Saudi Arabia's oil minister, Khalid al-Falih visited South Korea in late June, just two months after his appointment, in an apparent bid to court the country's crude oil importers.
Prior to that in May, Kuwait sent a high-profile delegation led by Prime Minister Sheikh Jaber al-Mubarak al-Hamad al-Sabah and Deputy Prime Minister and Acting Oil Minister Anas Khalid al-Saleh to South Korea.
The visits paid off as South Korea's crude oil imports from Saudi Arabia climbed 5.2% year on year over January-November 2016 to 294.97 million barrels.
Import from Kuwait rose 14% to 146.35 million barrels over the same period.
"South Korea's purchase of more Middle East crude was also driven by lower prices," the KNOC official said.
According to KNOC data, South Korea paid an average $40.20/b for Iranian crude over January-November 2016, $35.60/b for Iraqi grades, $40.90/b for Saudi crudes, and $39.20/b for Kuwaiti grades, compared with $42.40/b for Australian barrels and $44.70/b for Russian grades.
Due largely to the price factor, South Korea's imports of Russian crude fell 21.4% year on year to 35.96 million barrels over January-November, and overall imports from Asia, including Russia, fell 32.2% year on year to 65.06 million barrels.
The share of Asian crude in the overall crude imports fell to 6.7% compared with 10.3% a year earlier.
South Korea imported 29.46 million barrels from Africa over January-November, up 27.3% year on year.
The share of African crude climbed to 3% so far this year from 2.5% a year earlier.
US SHALE
The country's crude imports from the US also rose 17.1% year on year to 26.07 million barrels, or 2.7% of its total imports, which was higher than 2.4% a year earlier.
But US imports will be analyzed on a cargo-by-cargo basis, sources close to the refiners said.
South Korea's second-biggest refiner GS Caltex imported 2 million barrels of US Eagle Ford crude over November and December, which marked South Korea's first purchase of American crude -- other than condensate and Alaskan crude -- since Washington lifted a 40-year restriction on crude oil exports late last year.
GS Caltex is not looking to the US as a new strategic supplier, but is monitoring costs and economics on a per cargo basis, sources said.

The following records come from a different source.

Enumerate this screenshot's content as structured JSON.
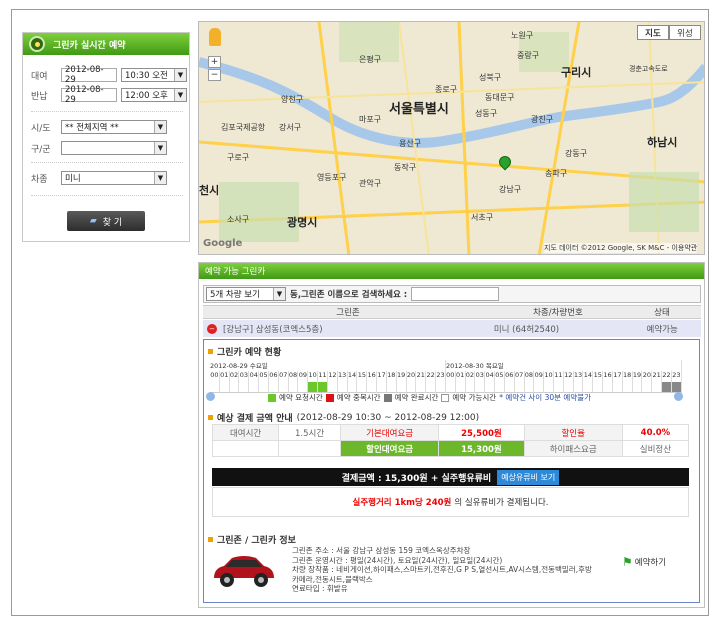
{
  "left_panel": {
    "title": "그린카 실시간 예약",
    "rent_label": "대여",
    "rent_date": "2012-08-29",
    "rent_time": "10:30 오전",
    "return_label": "반납",
    "return_date": "2012-08-29",
    "return_time": "12:00 오후",
    "city_label": "시/도",
    "city_value": "** 전체지역 **",
    "district_label": "구/군",
    "district_value": "",
    "car_label": "차종",
    "car_value": "미니",
    "search_button": "찾 기"
  },
  "map": {
    "tab_map": "지도",
    "tab_satellite": "위성",
    "zoom_in": "+",
    "zoom_out": "−",
    "city_main": "서울특별시",
    "guri": "구리시",
    "hanam": "하남시",
    "gwangmyeong": "광명시",
    "eunpyeong": "은평구",
    "jungnang": "중랑구",
    "nowon": "노원구",
    "gangseo": "강서구",
    "yongsan": "용산구",
    "dongjak": "동작구",
    "gwanak": "관악구",
    "seocho": "서초구",
    "songpa": "송파구",
    "gangdong": "강동구",
    "guro": "구로구",
    "mapo": "마포구",
    "yeongdeungpo": "영등포구",
    "jongno": "종로구",
    "seongbuk": "성북구",
    "seongdong": "성동구",
    "dongdaemun": "동대문구",
    "gwangjin": "광진구",
    "gimpo_airport": "김포국제공항",
    "gangnam": "강남구",
    "yangcheon": "양천구",
    "sosa": "소사구",
    "bucheon": "천시",
    "copyright": "지도 데이터 ©2012 Google, SK M&C - 이용약관",
    "google": "Google",
    "road1": "경춘고속도로"
  },
  "list": {
    "header": "예약 가능 그린카",
    "view_select": "5개 차량 보기",
    "search_label": "동,그린존 이름으로 검색하세요 :",
    "search_value": "",
    "col_zone": "그린존",
    "col_car": "차종/차량번호",
    "col_status": "상태",
    "row_zone": "[강남구] 삼성동(코엑스5층)",
    "row_car": "미니 (64허2540)",
    "row_status": "예약가능"
  },
  "status": {
    "title": "그린카 예약 현황",
    "day1": "2012-08-29 수요일",
    "day2": "2012-08-30 목요일",
    "hours": [
      "00",
      "01",
      "02",
      "03",
      "04",
      "05",
      "06",
      "07",
      "08",
      "09",
      "10",
      "11",
      "12",
      "13",
      "14",
      "15",
      "16",
      "17",
      "18",
      "19",
      "20",
      "21",
      "22",
      "23",
      "00",
      "01",
      "02",
      "03",
      "04",
      "05",
      "06",
      "07",
      "08",
      "09",
      "10",
      "11",
      "12",
      "13",
      "14",
      "15",
      "16",
      "17",
      "18",
      "19",
      "20",
      "21",
      "22",
      "23"
    ],
    "legend_request": "예약 요청시간",
    "legend_dup": "예약 중복시간",
    "legend_done": "예약 완료시간",
    "legend_avail": "예약 가능시간",
    "legend_note": "* 예약건 사이 30분 예약불가"
  },
  "price": {
    "title": "예상 결제 금액 안내",
    "period": "(2012-08-29 10:30 ~ 2012-08-29 12:00)",
    "rent_time_label": "대여시간",
    "rent_time_value": "1.5시간",
    "base_label": "기본대여요금",
    "base_value": "25,500원",
    "discount_label": "할인율",
    "discount_value": "40.0%",
    "discounted_label": "할인대여요금",
    "discounted_value": "15,300원",
    "hipass_label": "하이패스요금",
    "hipass_value": "실비정산",
    "total_text": "결제금액 : 15,300원 + 실주행유류비",
    "fuel_button": "예상유류비 보기",
    "warn_text": "실주행거리 1km당 240원",
    "warn_suffix": "의 실유류비가 결제됩니다."
  },
  "zone": {
    "title": "그린존 / 그린카 정보",
    "address": "그린존 주소 : 서울 강남구 삼성동 159 코엑스옥상주차장",
    "hours": "그린존 운영시간 : 평일(24시간), 토요일(24시간), 일요일(24시간)",
    "options": "차량 장착품 : 네비게이션,하이패스,스마트키,전후진,G P S,열선시트,AV시스템,전동백밀러,후방",
    "options2": "카메라,전동시트,블랙박스",
    "fuel": "연료타입 : 휘발유",
    "reserve_button": "예약하기"
  }
}
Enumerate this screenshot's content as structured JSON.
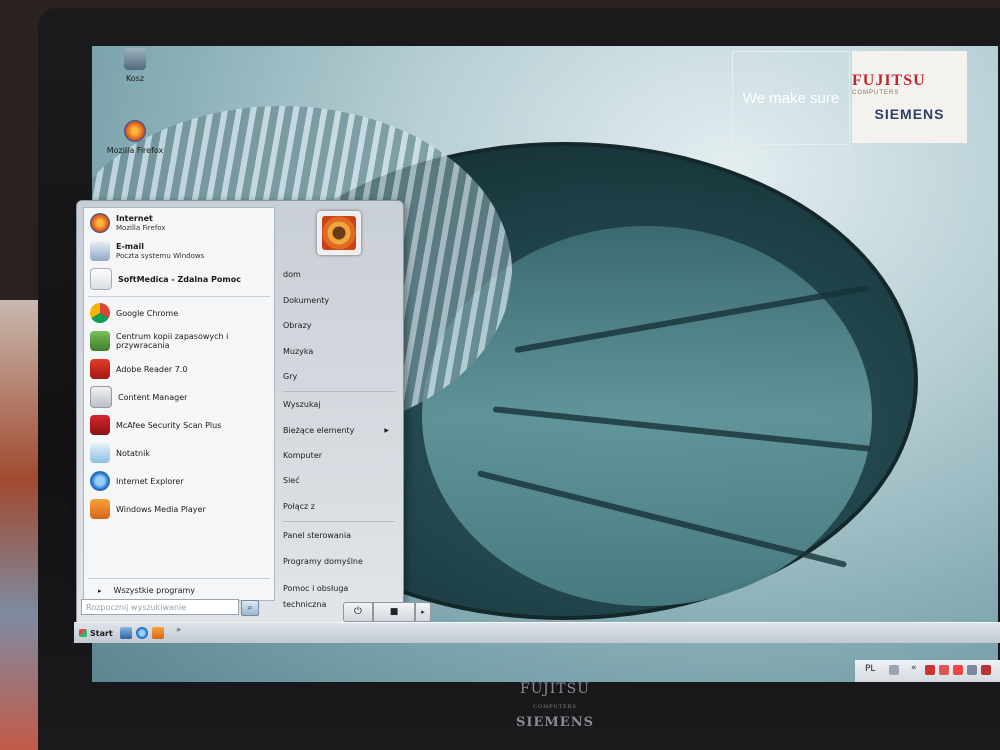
{
  "desktop": {
    "wallpaper_banner": {
      "tagline": "We make sure",
      "brand_top": "FUJITSU",
      "brand_top_small": "COMPUTERS",
      "brand_bottom": "SIEMENS"
    },
    "icons": [
      {
        "label": "Kosz",
        "icon": "recycle-bin-icon"
      },
      {
        "label": "Mozilla Firefox",
        "icon": "firefox-icon"
      }
    ]
  },
  "bezel": {
    "brand_line1": "FUJITSU",
    "brand_small": "COMPUTERS",
    "brand_line2": "SIEMENS"
  },
  "start_menu": {
    "pinned": [
      {
        "title": "Internet",
        "subtitle": "Mozilla Firefox",
        "icon": "firefox-icon"
      },
      {
        "title": "E-mail",
        "subtitle": "Poczta systemu Windows",
        "icon": "mail-icon"
      },
      {
        "title": "SoftMedica - Zdalna Pomoc",
        "subtitle": "",
        "icon": "document-icon"
      }
    ],
    "programs": [
      {
        "label": "Google Chrome",
        "icon": "chrome-icon"
      },
      {
        "label": "Centrum kopii zapasowych i przywracania",
        "icon": "backup-icon"
      },
      {
        "label": "Adobe Reader 7.0",
        "icon": "adobe-reader-icon"
      },
      {
        "label": "Content Manager",
        "icon": "content-manager-icon"
      },
      {
        "label": "McAfee Security Scan Plus",
        "icon": "mcafee-icon"
      },
      {
        "label": "Notatnik",
        "icon": "notepad-icon"
      },
      {
        "label": "Internet Explorer",
        "icon": "internet-explorer-icon"
      },
      {
        "label": "Windows Media Player",
        "icon": "media-player-icon"
      }
    ],
    "all_programs": "Wszystkie programy",
    "search_placeholder": "Rozpocznij wyszukiwanie",
    "right_links": [
      "dom",
      "Dokumenty",
      "Obrazy",
      "Muzyka",
      "Gry",
      "Wyszukaj",
      "Bieżące elementy",
      "Komputer",
      "Sieć",
      "Połącz z",
      "Panel sterowania",
      "Programy domyślne",
      "Pomoc i obsługa techniczna"
    ]
  },
  "taskbar": {
    "start_label": "Start",
    "more": "»"
  },
  "tray": {
    "language": "PL",
    "chevron": "«"
  }
}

Other refiners also remain cautious about importing American light crude due to prices and shipping costs.
Hyundai Oilbank, which is the only South Korean refiner that can run very heavy, sour crudes such as Basrah Heavy without the need for blending, is focused on procuring heavy grades and is not interested in light sweet crudes. The refiner depends heavily on Middle East crude, mostly from Iran, Iraq and Kuwait, and imports only small volumes from Mexico and Indonesia.
Hyundai Oilbank may consider importing Eagle Ford from the US for the condensate splitter if it can be co-loaded with Mexican Maya, sources said.
It has a term deal with Pemex to import Mexican Maya crude with volumes around 50,000 to 60,000 b/d.